Philadelphia Garden Data Collaborative: Preserving Urban Community Gardens

Since 2014, I have been working closely with Philadelphia’s urban agriculture community to help protect the city’s community gardens from land dispossession and displacement resulting from gentrification and development.

The majority of the city’s community gardens are located in relatively poor neighborhoods of color, in areas with long histories of racial marginalization and economic disinvestment. The gardens, however, are sources of community abundance, contributing to food security, emotional and physical well-being, biodiversity, and cultural preservation. While these land stewards improve their neighborhoods, many gardens are vulnerable to displacement because they lack full title to the land parcels on which they operate. This is an important issue in the city and one that has galvanized grassroots mobilization and new expressions of solidarity.

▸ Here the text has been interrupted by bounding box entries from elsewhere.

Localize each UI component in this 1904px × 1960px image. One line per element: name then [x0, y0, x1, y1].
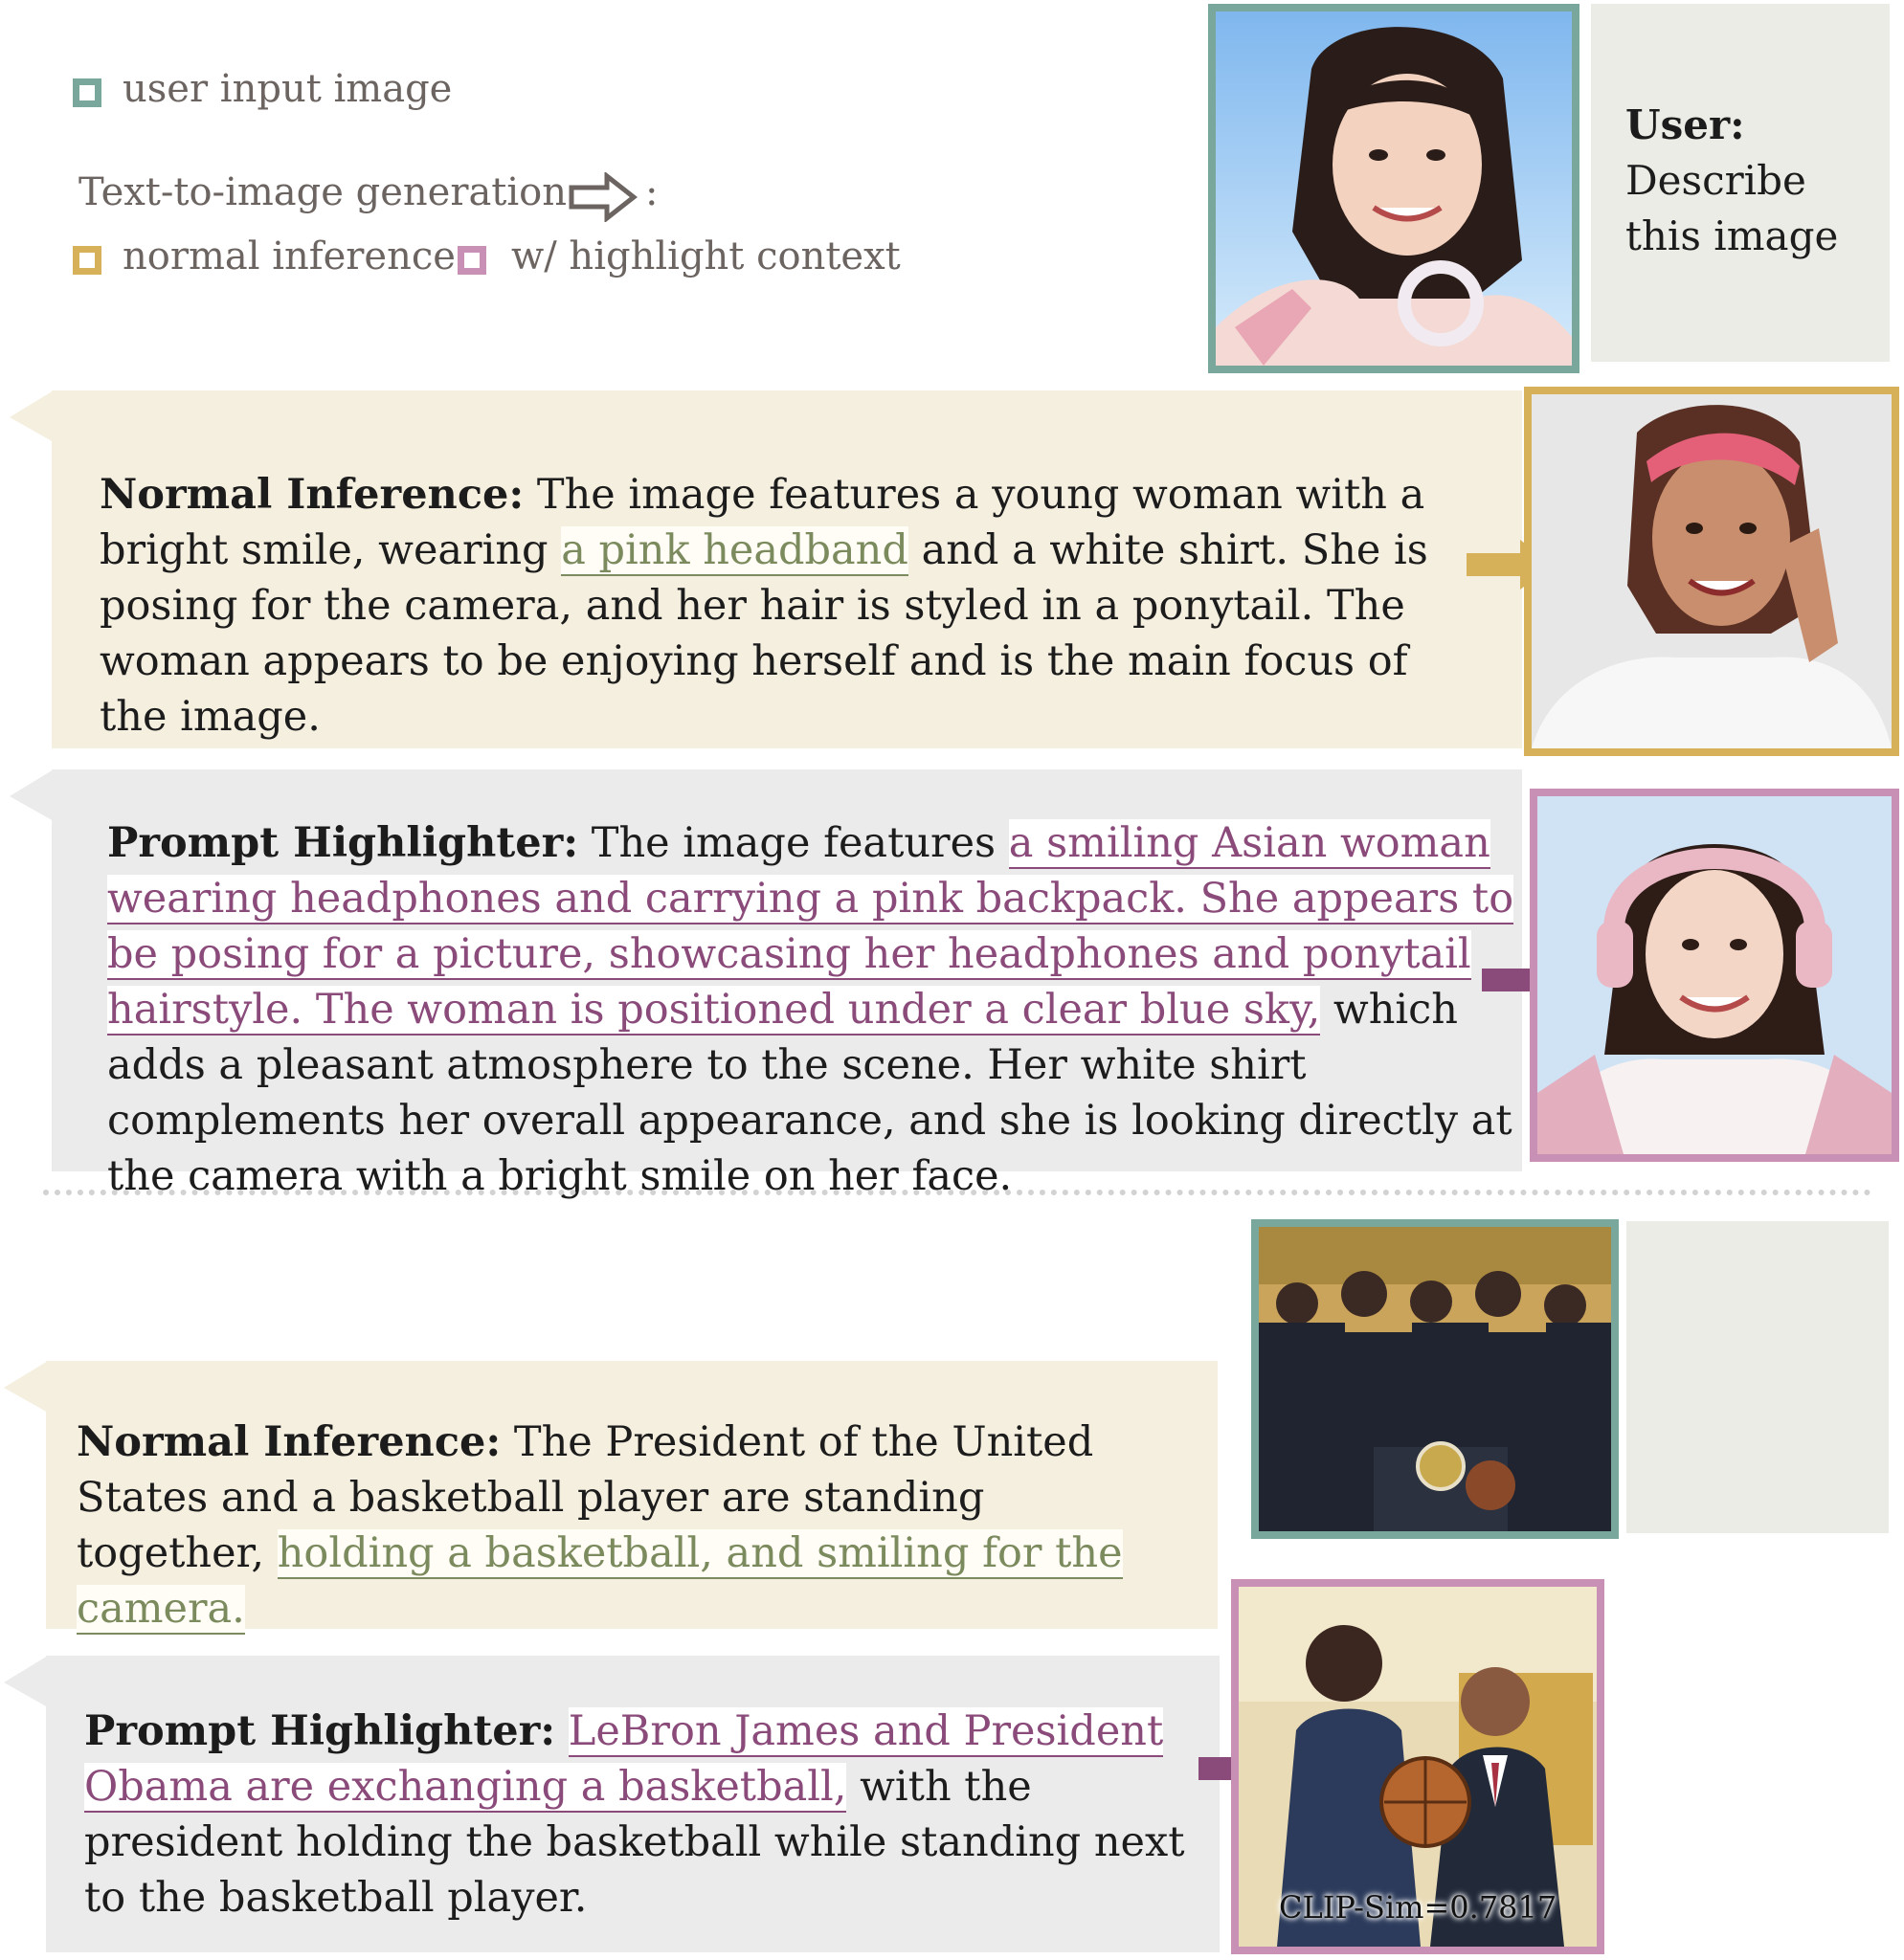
- normal-legend-square: [73, 246, 101, 275]
- t2i-legend-text: Text-to-image generation: [78, 170, 568, 214]
- highlight-text-1: Prompt Highlighter: The image features a…: [107, 819, 1514, 1200]
- t2i-legend-colon: :: [645, 170, 659, 214]
- normal-inference-bubble-2: Normal Inference: The President of the U…: [4, 1361, 1218, 1635]
- section-divider: [43, 1190, 1871, 1195]
- normal-legend-label: normal inference: [123, 234, 456, 278]
- normal-inference-bubble-1: Normal Inference: The image features a y…: [10, 390, 1522, 748]
- hollow-arrow-icon: [569, 172, 638, 222]
- user-prompt-line-1: Describe: [1625, 157, 1806, 204]
- highlight-text-2: Prompt Highlighter: LeBron James and Pre…: [84, 1707, 1185, 1922]
- user-input-legend-square: [73, 78, 101, 107]
- normal-inference-text-2: Normal Inference: The President of the U…: [77, 1418, 1123, 1635]
- woman-photo-highlight-icon: [1537, 796, 1892, 1154]
- woman-photo-input-icon: [1216, 11, 1572, 366]
- user-prompt-line-2: this image: [1625, 212, 1839, 259]
- bubble-tail: [10, 769, 54, 821]
- user-input-image-2: [1251, 1219, 1619, 1539]
- user-prompt-box-1: User: Describe this image: [1591, 4, 1890, 362]
- user-prompt-box-2: [1626, 1221, 1889, 1533]
- user-label: User:: [1625, 101, 1745, 148]
- bubble-tail: [4, 1656, 48, 1707]
- highlight-generated-image-1: [1530, 789, 1899, 1162]
- highlight-bubble-1: Prompt Highlighter: The image features a…: [10, 769, 1522, 1200]
- white-house-photo-input-icon: [1259, 1227, 1611, 1531]
- user-input-image-1: [1208, 4, 1579, 373]
- highlight-legend-label: w/ highlight context: [511, 234, 901, 278]
- t2i-legend-label: Text-to-image generation: [78, 170, 567, 214]
- bubble-tail: [10, 390, 54, 442]
- user-input-legend-label: user input image: [123, 67, 453, 111]
- normal-inference-text-1: Normal Inference: The image features a y…: [100, 471, 1428, 741]
- highlight-legend-square: [458, 246, 486, 275]
- woman-photo-normal-icon: [1532, 394, 1892, 748]
- clip-sim-label: CLIP-Sim=0.7817: [1279, 1889, 1557, 1926]
- bubble-tail: [4, 1361, 48, 1413]
- normal-generated-image-1: [1524, 387, 1899, 756]
- highlight-bubble-2: Prompt Highlighter: LeBron James and Pre…: [4, 1656, 1220, 1952]
- highlight-generated-image-2: CLIP-Sim=0.7817: [1231, 1579, 1604, 1954]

As a founding member of the the Philadelphia Garden Data Collaborative (PGDC), I have been deeply involved in generating and stewarding a comprehensive spatial database of the city’s community gardens and their land parcels.1 Using this database, we are able to identify gardens that are at risk for displacement so that the community can rally in support. These data also make it possible to analyze the composition and spatial distribution of gardens across the city with the aim of celebrating, protecting, and supporting their work.2

  1. The PGDC is a partnership of the Neighborhood Gardens Trust, Pennsylvania Horticultural Society, the Public Interest Law Center of Philadelphia, Soil Generation (a collective of black and brown growers), Villanova geography professor Peleg Kremer, and myself.